I’m trying to list put gnupg groups into hash maps with the group names as keys and values being the Key IDs from the groups. However when returning a StringArrayHashmap from my function the key name appears as a function when iterating over the key values. Does StringArrayHashmap only allocate memory for its values and not keys? You can find the function I’ve written below:

/// Returns a HashMap of all GNUPG groups and their KeyIDs
fn getGPGGroups(allocator: std.mem.Allocator) !std.StringArrayHashMap([]const []const u8) {
    var groups = std.StringArrayHashMap([]const []const u8).init(allocator);
    const res = try std.ChildProcess.run(.{
        .allocator = allocator,
        .argv = &.{ "gpg", "--list-config", "--with-colons" },
        .cwd = null,
        .cwd_dir = null,
    });
    defer {
        allocator.free(res.stderr);
        allocator.free(res.stdout);
    }

    var stream = std.io.fixedBufferStream(res.stdout);
    const reader = stream.reader();

    var line = std.ArrayList(u8).init(allocator);
    var ids = std.ArrayList([]const u8).init(allocator);
    defer {
        line.deinit();
        ids.deinit();
    }

    const writer = line.writer();
    while (reader.streamUntilDelimiter(writer, '\n', null)) {
        // Clear the line so we can reuse it.
        defer {
            ids.clearRetainingCapacity();
            line.clearRetainingCapacity();
        }

        if (!std.mem.startsWith(u8, line.items, "cfg:group")) continue;
        if (line.items[line.items.len - 1] == '\r') _ = line.pop();

        var line_iter = std.mem.splitScalar(u8, line.items, ':');
        _ = line_iter.first(); // cfg
        _ = line_iter.next(); // group
        const group_name = line_iter.next().?;
        const keyIds = line_iter.next().?;
        var id_iter = std.mem.splitScalar(u8, keyIds, ';');
        while (id_iter.next()) |id| {
            try ids.append(id);
        }
        std.debug.print("{s}\n", .{group_name});
        try groups.put(group_name, ids.items);
    } else |err| switch (err) {
        error.EndOfStream => {}, // Continue on
        else => return err, // Propagate error
    }
    
    return groups;
}

Any help here would be greatly appreciated!
I use the test below, I have one group that I called ‘helo’ just to test.
But get a segmentation fault when performing the test outside of the function.

test "getGPGGroups" {
    const alloc = std.testing.allocator;
    var groups = try getGPGGroups(alloc);
    defer groups.deinit();

    try std.testing.expect(groups.contains("helo"));
}

Edit
I realize I didn’t include any test data, The group line for my group ‘helo’ looks like this.
cfg:group:helo:AFEC18BD8EDE74098290EB125D93694E918198B9;8071489F45AB0284A6AE258F04934E5882A67089

From the documentation:


So yeah, you need to allocate keys on your own.
The easiest solution would be to use an ArenaAllocator, then you don’t need to keep track of freeing all the strings individually, instead you just need to deinit the arena once you are done using the HashMap.

3 Likes

So if I understand correctly I should replace the testing allocator with the arena allocator and perform allocator.dupe() on the group_name variable?

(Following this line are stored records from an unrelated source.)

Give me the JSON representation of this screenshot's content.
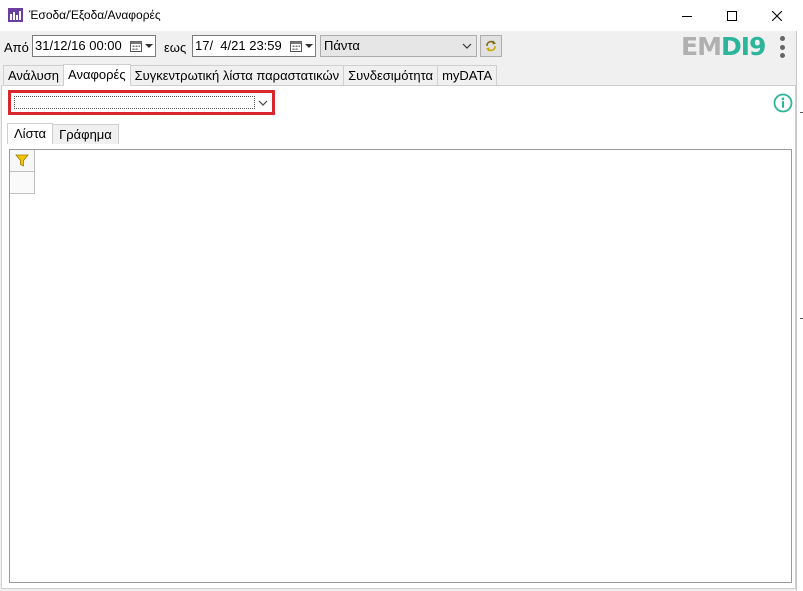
{
  "window": {
    "title": "Έσοδα/Έξοδα/Αναφορές",
    "controls": [
      "minimize",
      "maximize",
      "close"
    ]
  },
  "date_filter": {
    "from_label": "Από",
    "from_value": "31/12/16 00:00",
    "to_label": "εως",
    "to_value": "17/  4/21 23:59",
    "period_value": "Πάντα"
  },
  "logo": {
    "part1": "EM",
    "part2": "DI",
    "part3": "9"
  },
  "tabs": [
    {
      "label": "Ανάλυση",
      "active": false
    },
    {
      "label": "Αναφορές",
      "active": true
    },
    {
      "label": "Συγκεντρωτική λίστα παραστατικών",
      "active": false
    },
    {
      "label": "Συνδεσιμότητα",
      "active": false
    },
    {
      "label": "myDATA",
      "active": false
    }
  ],
  "report_selector": {
    "value": ""
  },
  "subtabs": [
    {
      "label": "Λίστα",
      "active": true
    },
    {
      "label": "Γράφημα",
      "active": false
    }
  ],
  "colors": {
    "accent_red": "#d9272e",
    "logo_green": "#2bb59a",
    "logo_gray": "#b0b0b0"
  },
  "icons": {
    "app": "app-icon",
    "calendar": "calendar-icon",
    "refresh": "refresh-icon",
    "info": "info-icon",
    "filter": "filter-icon",
    "kebab": "more-vertical-icon"
  }
}
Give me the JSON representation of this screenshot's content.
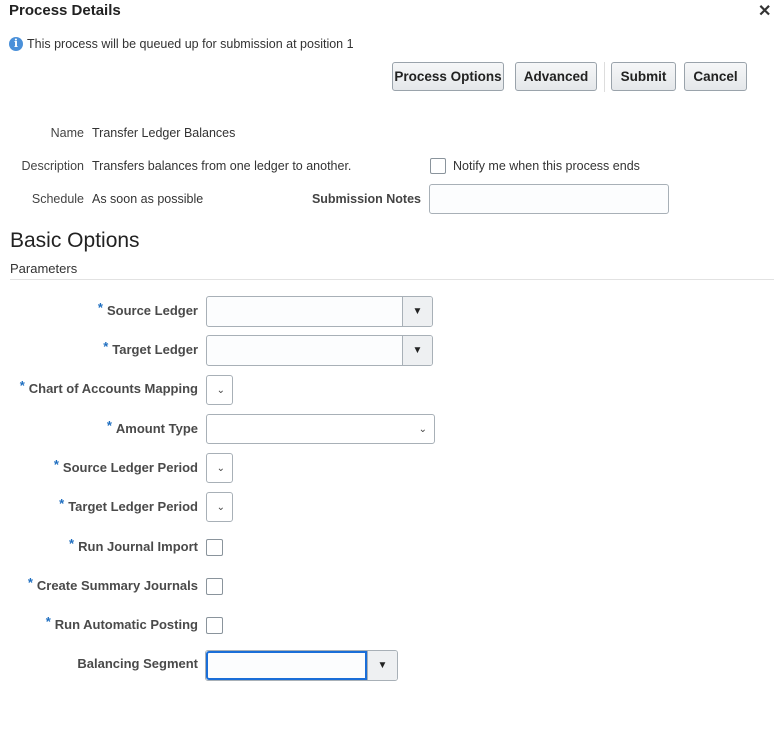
{
  "dialog": {
    "title": "Process Details",
    "close_icon": "close-icon",
    "info_message": "This process will be queued up for submission at position 1"
  },
  "buttons": {
    "process_options": "Process Options",
    "advanced": "Advanced",
    "submit": "Submit",
    "cancel": "Cancel"
  },
  "details": {
    "name_label": "Name",
    "name_value": "Transfer Ledger Balances",
    "description_label": "Description",
    "description_value": "Transfers balances from one ledger to another.",
    "schedule_label": "Schedule",
    "schedule_value": "As soon as possible",
    "notify_label": "Notify me when this process ends",
    "notify_checked": false,
    "submission_notes_label": "Submission Notes",
    "submission_notes_value": ""
  },
  "basic_options": {
    "heading": "Basic Options",
    "parameters_label": "Parameters",
    "required_marker": "*",
    "fields": {
      "source_ledger": "Source Ledger",
      "target_ledger": "Target Ledger",
      "coa_mapping": "Chart of Accounts Mapping",
      "amount_type": "Amount Type",
      "source_period": "Source Ledger Period",
      "target_period": "Target Ledger Period",
      "run_journal_import": "Run Journal Import",
      "create_summary": "Create Summary Journals",
      "run_posting": "Run Automatic Posting",
      "balancing_segment": "Balancing Segment"
    }
  }
}
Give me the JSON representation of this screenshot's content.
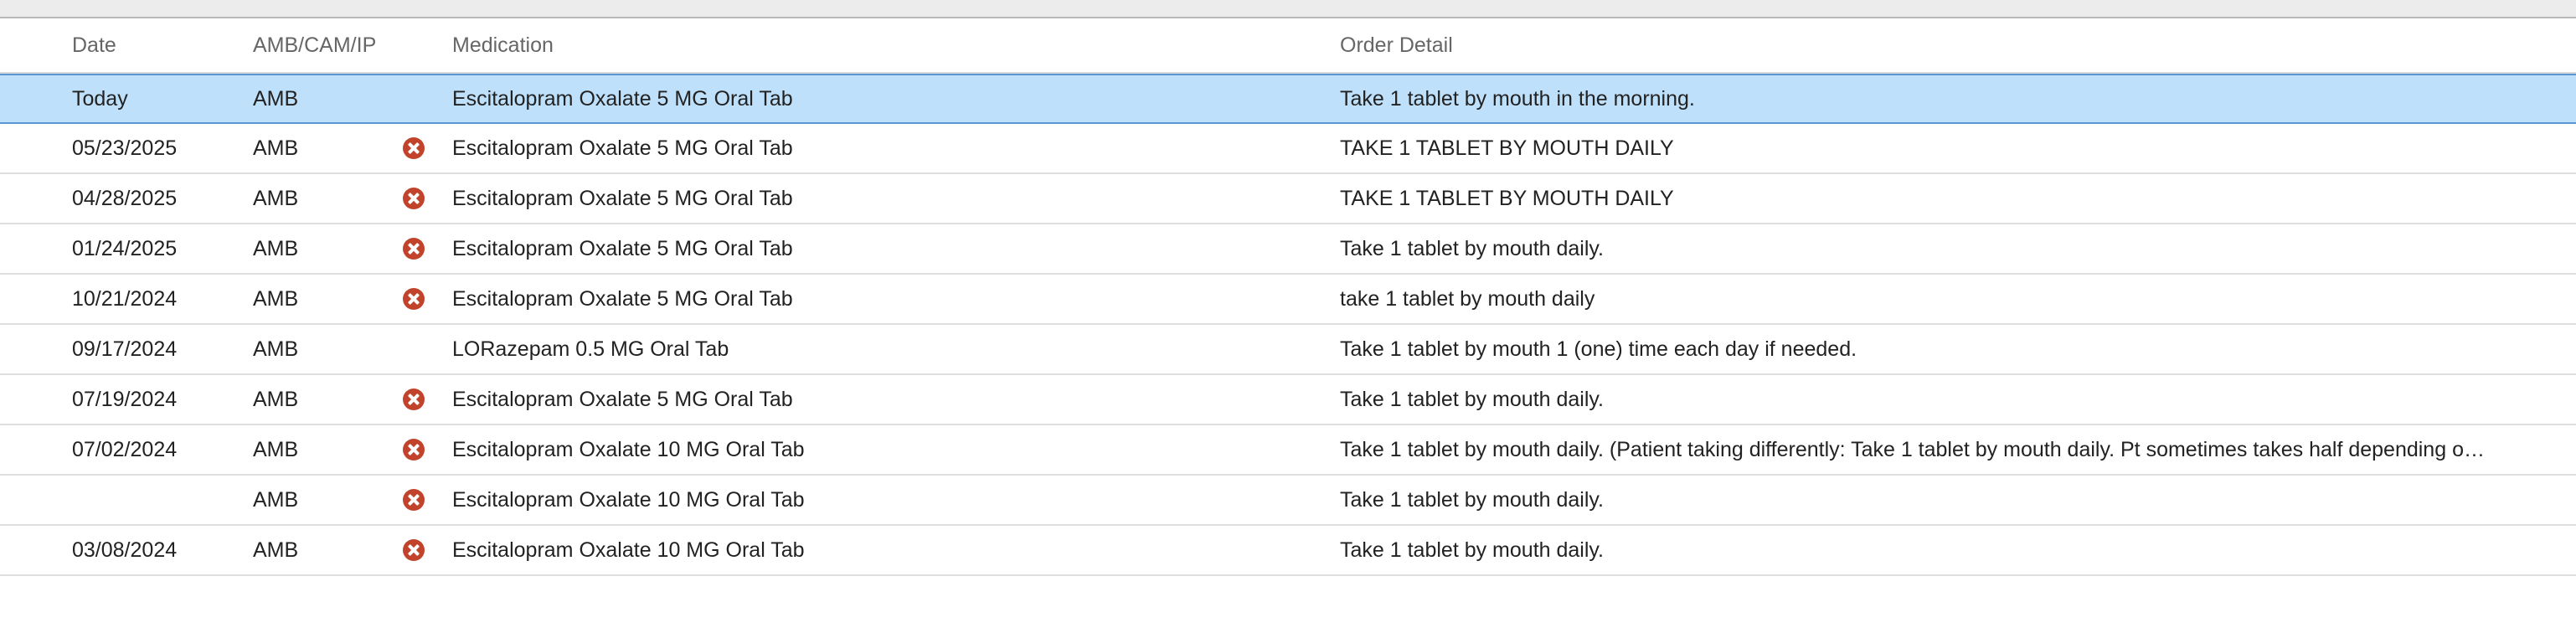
{
  "columns": {
    "date": "Date",
    "amb": "AMB/CAM/IP",
    "medication": "Medication",
    "order_detail": "Order Detail"
  },
  "rows": [
    {
      "date": "Today",
      "amb": "AMB",
      "discontinued": false,
      "medication": "Escitalopram Oxalate 5 MG Oral Tab",
      "order": "Take 1 tablet by mouth in the morning.",
      "selected": true
    },
    {
      "date": "05/23/2025",
      "amb": "AMB",
      "discontinued": true,
      "medication": "Escitalopram Oxalate 5 MG Oral Tab",
      "order": "TAKE 1 TABLET BY MOUTH DAILY",
      "selected": false
    },
    {
      "date": "04/28/2025",
      "amb": "AMB",
      "discontinued": true,
      "medication": "Escitalopram Oxalate 5 MG Oral Tab",
      "order": "TAKE 1 TABLET BY MOUTH DAILY",
      "selected": false
    },
    {
      "date": "01/24/2025",
      "amb": "AMB",
      "discontinued": true,
      "medication": "Escitalopram Oxalate 5 MG Oral Tab",
      "order": "Take 1 tablet by mouth daily.",
      "selected": false
    },
    {
      "date": "10/21/2024",
      "amb": "AMB",
      "discontinued": true,
      "medication": "Escitalopram Oxalate 5 MG Oral Tab",
      "order": "take 1 tablet by mouth daily",
      "selected": false
    },
    {
      "date": "09/17/2024",
      "amb": "AMB",
      "discontinued": false,
      "medication": "LORazepam 0.5 MG Oral Tab",
      "order": "Take 1 tablet by mouth 1 (one) time each day if needed.",
      "selected": false
    },
    {
      "date": "07/19/2024",
      "amb": "AMB",
      "discontinued": true,
      "medication": "Escitalopram Oxalate 5 MG Oral Tab",
      "order": "Take 1 tablet by mouth daily.",
      "selected": false
    },
    {
      "date": "07/02/2024",
      "amb": "AMB",
      "discontinued": true,
      "medication": "Escitalopram Oxalate 10 MG Oral Tab",
      "order": "Take 1 tablet by mouth daily. (Patient taking differently: Take 1 tablet by mouth daily. Pt sometimes takes half depending o…",
      "selected": false
    },
    {
      "date": "",
      "amb": "AMB",
      "discontinued": true,
      "medication": "Escitalopram Oxalate 10 MG Oral Tab",
      "order": "Take 1 tablet by mouth daily.",
      "selected": false
    },
    {
      "date": "03/08/2024",
      "amb": "AMB",
      "discontinued": true,
      "medication": "Escitalopram Oxalate 10 MG Oral Tab",
      "order": "Take 1 tablet by mouth daily.",
      "selected": false
    }
  ],
  "icons": {
    "discontinued": "x-circle-icon"
  },
  "colors": {
    "selected_row_bg": "#bfe0fb",
    "selected_row_border": "#5b95d6",
    "discontinued_icon": "#c2432b"
  }
}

Yes, allocator.dupe will allocate a new string for each key and if using the arena, it’s deinit will free them all at once. If not using the arena, you can iterate over the keys and free them before calling deinit on the hash map itself:

defer {
    const keys = map.keys();
    for (keys) |k| allocator.free(k);
    map.deinit();
}
1 Like

All the version of HashMap (except Array), so StringHashMap and AutoHashMap are one-line wrappers around the regular HashMap with a special compare function - no more no less. Anything you would need to do for HashMap you need to do with String and Auto HM.

HM will not duplicate my slice or pointer keys (I hope it doesn’t) , so String/Auto will not either.

The source code is now in the docs, so hopefully people notice from the source at the bottom that is just creates am HM with a different compare function.

Thanks for the tip!
I really want to try to keep the testing allocator as I want to get better at managing memory.

Thanks for the help everyone!
I don’t know why I missed the documentation stating that the caller handles key memory. I guess I just automatically (mistakenly) assumed that everything that takes an allocator allocates everything the implementation touches.
I’ll mark @IntegratedQuantum’s answer as the solution but really appreciate @dude_the_builder’s tip on how to free keys in a map.